While I'm all for getting the most out of hardware (hence buying the largest capacity SD cards my devices can use), let's not forget that it wasn't many years ago when bitty-box gateways (like GL·iNet sells; yes, gateways, because routers (proper) are something quite different; and no, multi-WAN doesn't mean that they're doing routing), were extremely limited in both RAM and permanent-storage (I'm thinking of a handful of MiB, for each; I have an original Linksys WRT54G for example, which sports a whole 16MiB of RAM(!) ).

So, 512GB is positively enormous, by comparison. That's more than some non-ancient micro-computers have!
512GB of storage, with 512MiB of RAM, is enough to host comparable services of a small network (including non-essential nice-to-haves, like Squid, Privoxy, and a Tor client configured to keep the directory data between sessions/reboots (rather than having to re-fetch it at each (re-)launch), not to mention obvious features of GL·iNet boxes like AdGuard Home, and multiple performant VPNs).
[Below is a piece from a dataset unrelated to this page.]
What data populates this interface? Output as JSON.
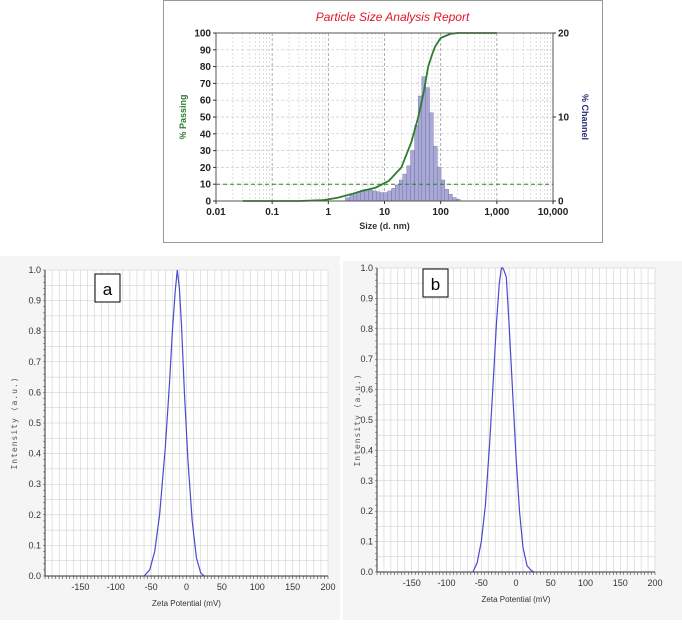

All in a box which can fit in your pocket .

Even if that much really isn't enough (what're you installing that you need >512GB?!); well,

• use the USB port to attach external storage (USB hubs for the win)
• use the GL·iNet gateway as a VPN client, to connect to your lab back at HQ/base, where you can host all the storage you want, like a many-dozen-TiB (or even a 1 PiB, like Linux Tech Tips) OpenZFS storage array

I say this as someone who has a habit of fulfilling Parkinson's Law of Data (“Data expands to fill the space available for storage”).

However, all that aside;

That's helpful to know; thankyou @jdub.

Though, have you actually tried filling it up? That'd be the real test. A device can report any capacity it wants (which is exactly what some counterfeit/fraudulent USB flash drives do), but bad things (eg corruption) happen when you start trying to fill it with data.

I played it safe, took the specifications seriously, and use 512GB SanDisk µSDXCs (with an A2 Application Performance Class (I/O rating) (because capacity is not the only metric which matters), for good ExtRoot performance), myself. Reliability (of the card(hardware), the data on it, and the system using it) were more important to me than absolute maximal capacity.
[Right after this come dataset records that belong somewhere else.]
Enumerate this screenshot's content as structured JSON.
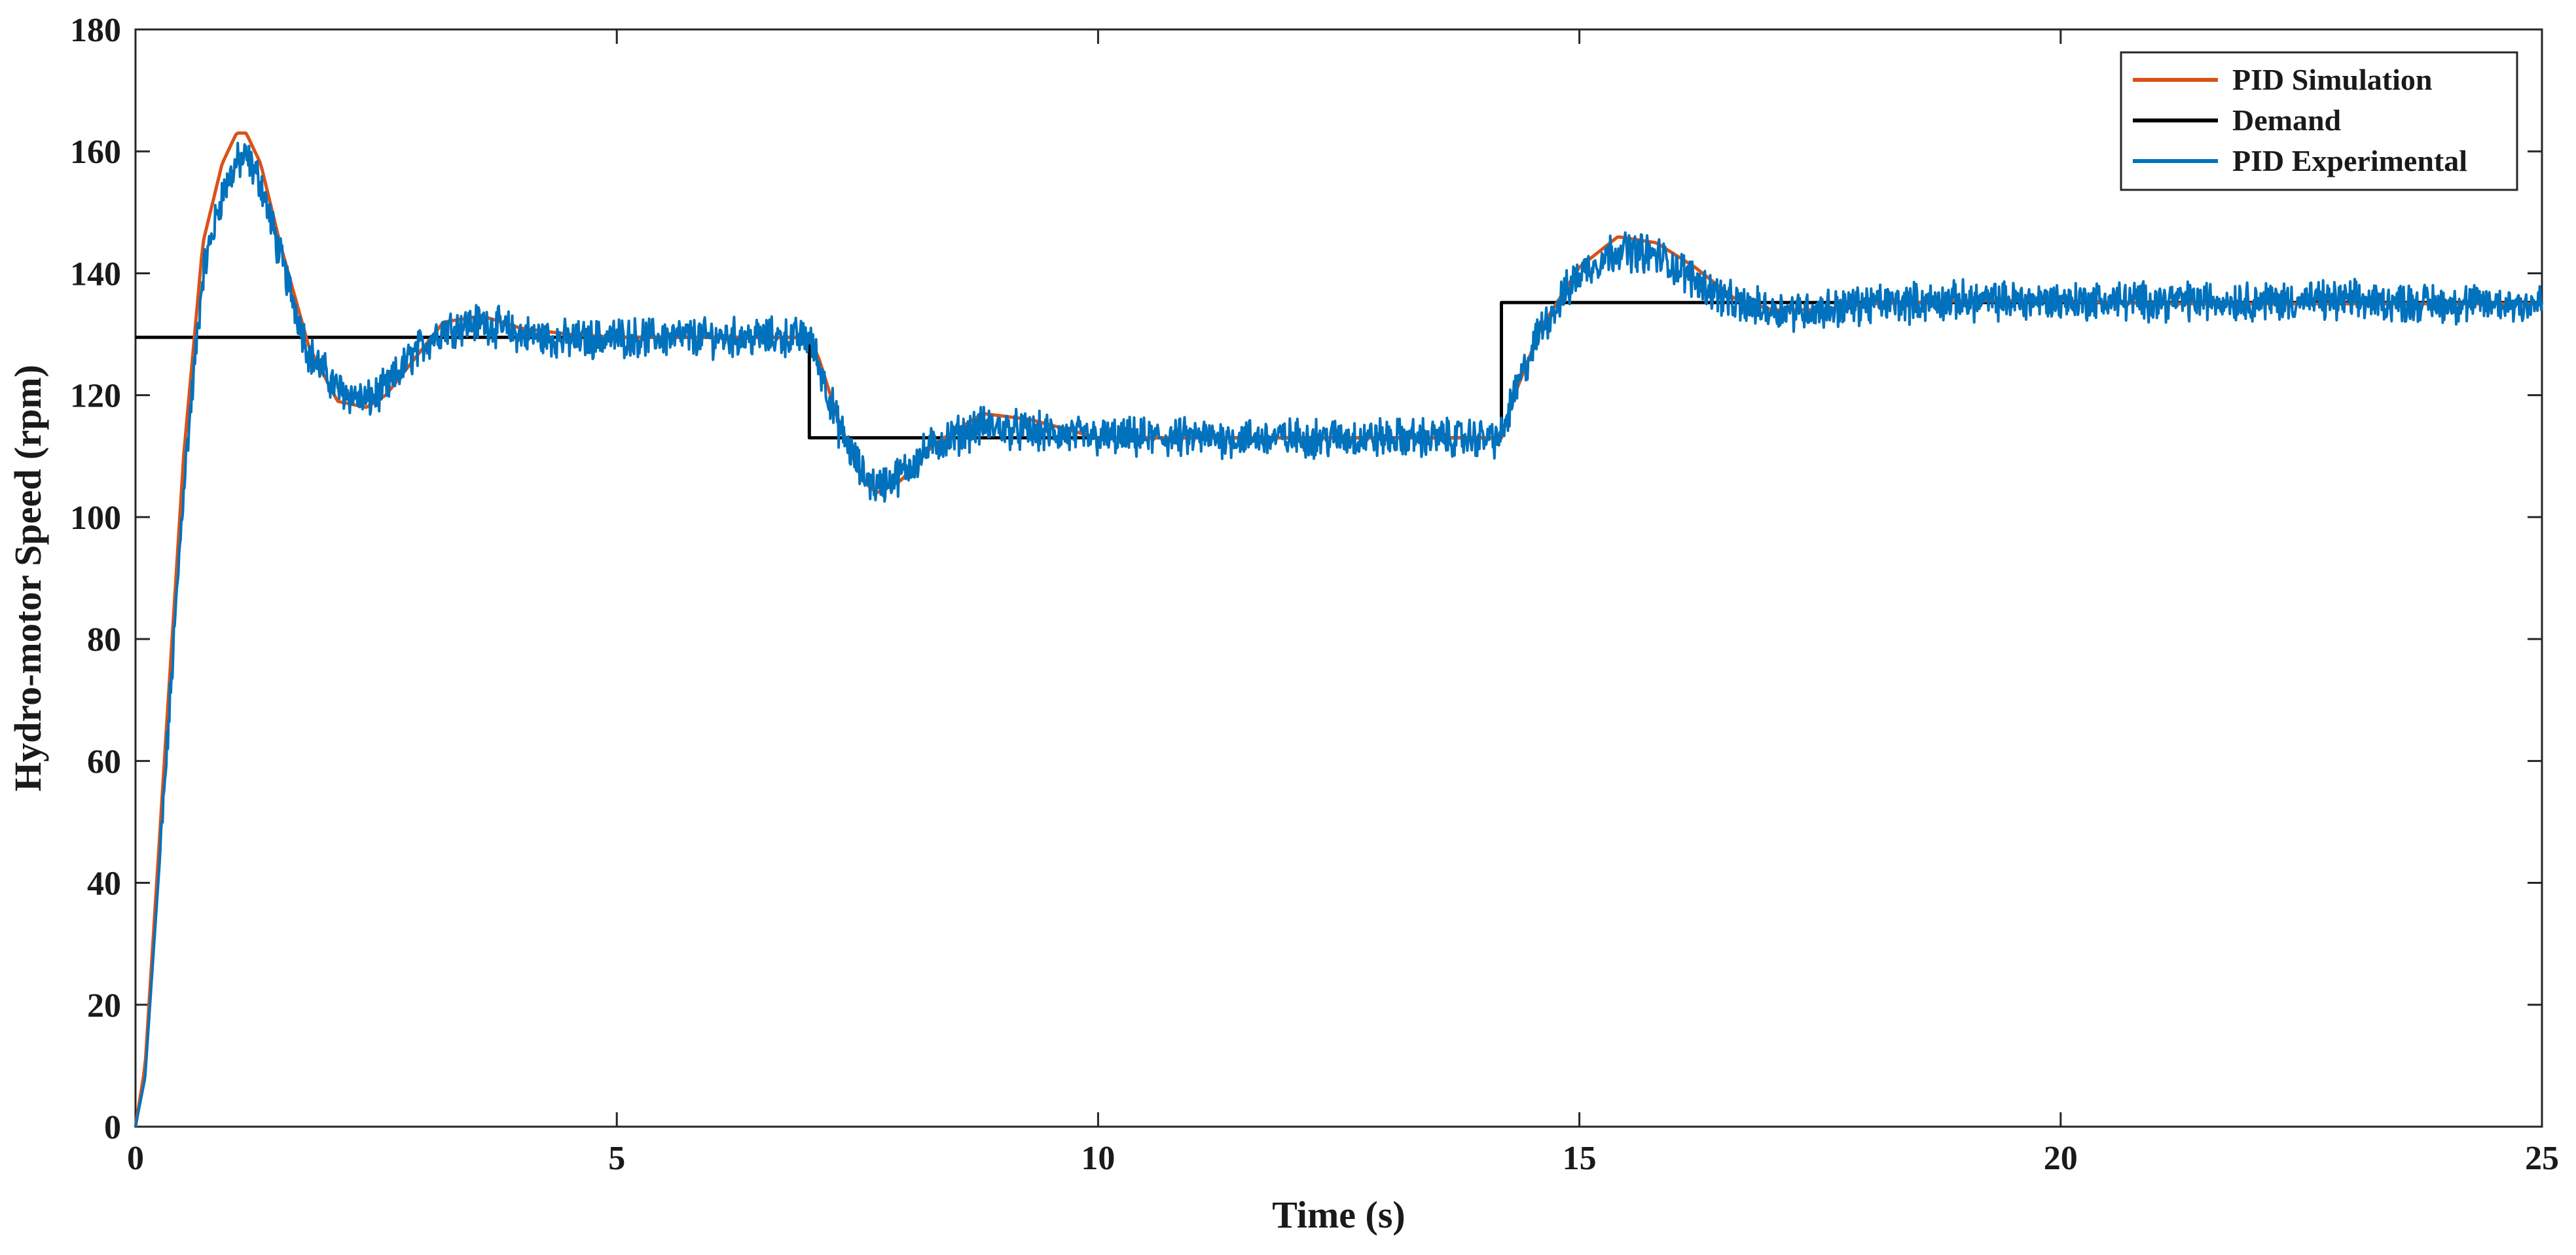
{
  "chart_data": {
    "type": "line",
    "title": "",
    "xlabel": "Time (s)",
    "ylabel": "Hydro-motor Speed (rpm)",
    "xlim": [
      0,
      25
    ],
    "ylim": [
      0,
      180
    ],
    "xticks": [
      0,
      5,
      10,
      15,
      20,
      25
    ],
    "yticks": [
      0,
      20,
      40,
      60,
      80,
      100,
      120,
      140,
      160,
      180
    ],
    "grid": false,
    "legend_position": "top-right",
    "series": [
      {
        "name": "PID Simulation",
        "color": "#d95319",
        "style": "smooth",
        "x": [
          0,
          0.1,
          0.3,
          0.5,
          0.7,
          0.9,
          1.05,
          1.15,
          1.3,
          1.5,
          1.8,
          2.1,
          2.4,
          2.6,
          2.9,
          3.2,
          3.6,
          4.0,
          4.5,
          5.0,
          6.0,
          7.0,
          7.1,
          7.3,
          7.55,
          7.7,
          7.95,
          8.3,
          8.8,
          9.3,
          10.0,
          11.0,
          12.0,
          13.0,
          14.19,
          14.3,
          14.6,
          15.0,
          15.4,
          15.8,
          16.2,
          16.6,
          17.0,
          17.5,
          18.0,
          19.0,
          20.0,
          21.0,
          22.0,
          23.0,
          24.0,
          25.0
        ],
        "values": [
          0,
          10,
          60,
          110,
          145,
          158,
          163,
          163,
          158,
          145,
          128,
          119,
          118,
          120,
          126,
          132,
          133,
          131,
          130,
          129.5,
          129.5,
          129.5,
          126,
          116,
          106,
          104,
          106,
          112,
          117,
          116,
          113,
          113,
          113,
          113,
          113,
          119,
          131,
          141,
          146,
          145,
          141,
          136,
          134,
          134,
          135,
          135.5,
          135.5,
          135,
          135,
          135,
          135,
          135
        ]
      },
      {
        "name": "Demand",
        "color": "#000000",
        "style": "step",
        "x": [
          0,
          7.0,
          7.0,
          14.19,
          14.19,
          25
        ],
        "values": [
          129.5,
          129.5,
          113,
          113,
          135.2,
          135.2
        ]
      },
      {
        "name": "PID Experimental",
        "color": "#0072bd",
        "style": "noisy",
        "noise_amplitude": 2.5,
        "x": [
          0,
          0.1,
          0.3,
          0.5,
          0.7,
          0.9,
          1.05,
          1.15,
          1.3,
          1.5,
          1.8,
          2.1,
          2.4,
          2.6,
          2.9,
          3.2,
          3.6,
          4.0,
          4.5,
          5.0,
          6.0,
          7.0,
          7.1,
          7.3,
          7.55,
          7.7,
          7.95,
          8.3,
          8.8,
          9.3,
          10.0,
          11.0,
          12.0,
          13.0,
          14.19,
          14.3,
          14.6,
          15.0,
          15.4,
          15.8,
          16.2,
          16.6,
          17.0,
          17.5,
          18.0,
          19.0,
          20.0,
          21.0,
          22.0,
          23.0,
          24.0,
          25.0
        ],
        "values": [
          0,
          8,
          55,
          105,
          140,
          153,
          158,
          159,
          155,
          143,
          127,
          121,
          119,
          121,
          127,
          131,
          132,
          130,
          129,
          129.5,
          129.5,
          129.5,
          125,
          115,
          107,
          105,
          107,
          112,
          115,
          114,
          113,
          113,
          113,
          113,
          113,
          119,
          131,
          140,
          144,
          143,
          139,
          135,
          134,
          134,
          135,
          135.5,
          135.5,
          135.5,
          135.5,
          135.5,
          135,
          135
        ]
      }
    ]
  }
}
I also, especially, wanted to avoid buying non-inexpensive µSDXCs, to only then discover that they couldn't be used. Something is better than nothing.

But, maybe in future . I'm sure I'll find new ways to fill 512GB, even in an AXT1800 (large Squid cache?).

@Lee-Carre, yes. Current space used, 842GB on the card I was talking about at the time. I have a 1.5T card now, 1.1TB used, 312GB free.

Sounds like it's doing just fine. Helpful to know; thank for sharing/reporting.

I presume that you're using Ext4, or similar, on that?

Maybe groentjuh was right about 512GB being what the developers tested it up to (perhaps 512GB was the highest-capacity TF that existed at the time; I know that >1TB is still relatively new to market). I would imagine that the marketing+legal departments would want to avoid making product claims which are unproven/speculation, lest it blow up in their face later on.

So, perhaps the TF slot on the AXT1800 does implement the full SDXC spec. If so, then great. I guess we'll fine out, as people user ever greater capacity TF cards .

LUKS encrypted partition with ext4, yes.

My limits were defined by card-reader.

Filesystems and firmware limits do indeed also play a role, but in this case you are talking about OpenWRT devices, which I doubt would bring much/any additional limits.